Foundational Concepts

  1. Linear RNN - Base Architecture
    • Common infrastructure
    • Short convolution
    • Base recurrence patterns

Implementation Notes

All SSM implementations in Nexus follow consistent patterns:

  1. Dual Mode Support: All models support both parallel (training) and recurrent (inference) modes
  2. State Management: Clean state initialization and propagation for autoregressive generation
  3. Hardware-Aware: Implementations consider GPU/TPU efficiency
  4. Modular Design: Easy to swap SSMs in transformer-style architectures

References

Each individual documentation file contains detailed references to the original papers.
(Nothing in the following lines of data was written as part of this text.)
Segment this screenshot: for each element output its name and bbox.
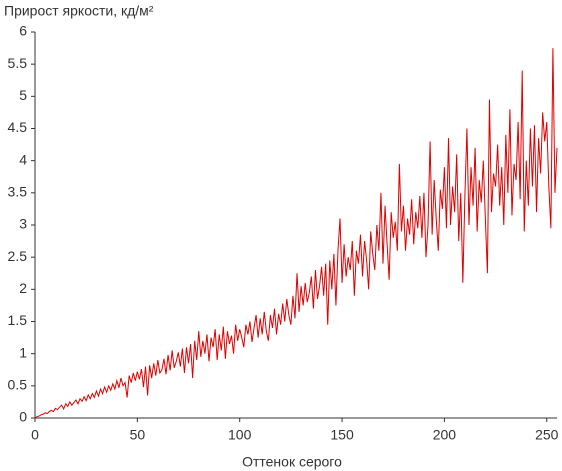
y-tick-label: 4 [19,151,27,167]
y-tick-label: 5 [19,87,27,103]
y-tick-label: 3 [19,216,27,232]
y-tick-label: 4.5 [8,119,28,135]
y-tick-label: 2 [19,280,27,296]
y-tick-label: 1 [19,344,27,360]
x-tick-label: 100 [228,427,252,443]
y-tick-label: 5.5 [8,55,28,71]
data-line [34,48,558,419]
x-tick-label: 0 [31,427,39,443]
x-tick-label: 200 [433,427,457,443]
x-axis-label: Оттенок серого [242,454,342,470]
y-tick-label: 2.5 [8,248,28,264]
x-tick-label: 150 [330,427,354,443]
y-tick-label: 3.5 [8,184,28,200]
y-tick-label: 0.5 [8,377,28,393]
y-tick-label: 0 [19,409,27,425]
y-tick-label: 6 [19,23,27,39]
chart-title: Прирост яркости, кд/м² [4,3,154,19]
x-tick-label: 250 [535,427,559,443]
x-tick-label: 50 [130,427,146,443]
y-tick-label: 1.5 [8,312,28,328]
Key foundational papers:

  • S4: Gu et al., "Efficiently Modeling Long Sequences with Structured State Spaces", ICLR 2022
  • Mamba: Gu & Dao, "Mamba: Linear-Time Sequence Modeling with Selective State Spaces", 2023
  • Mamba-2: Dao & Gu, "Transformers are SSMs", 2024
  • RWKV-6: Peng et al., "Eagle and Finch: RWKV with Matrix-Valued States", 2024
  • RWKV-7: Peng et al., "RWKV-7: Generalized Delta Rule", 2025

Getting Started

To use SSMs in your models:

from nexus.components.ssm import Mamba2Block, S4Block, RetNet, RWKV6Block

# Example: Using Mamba-2
block = Mamba2Block(
    d_model=512,
    d_state=128,
    num_heads=8,
    expand=2
)

x = torch.randn(2, 100, 512)  # (batch, seq_len, d_model)
output, state = block(x)

See individual documentation files for detailed usage examples and best practices.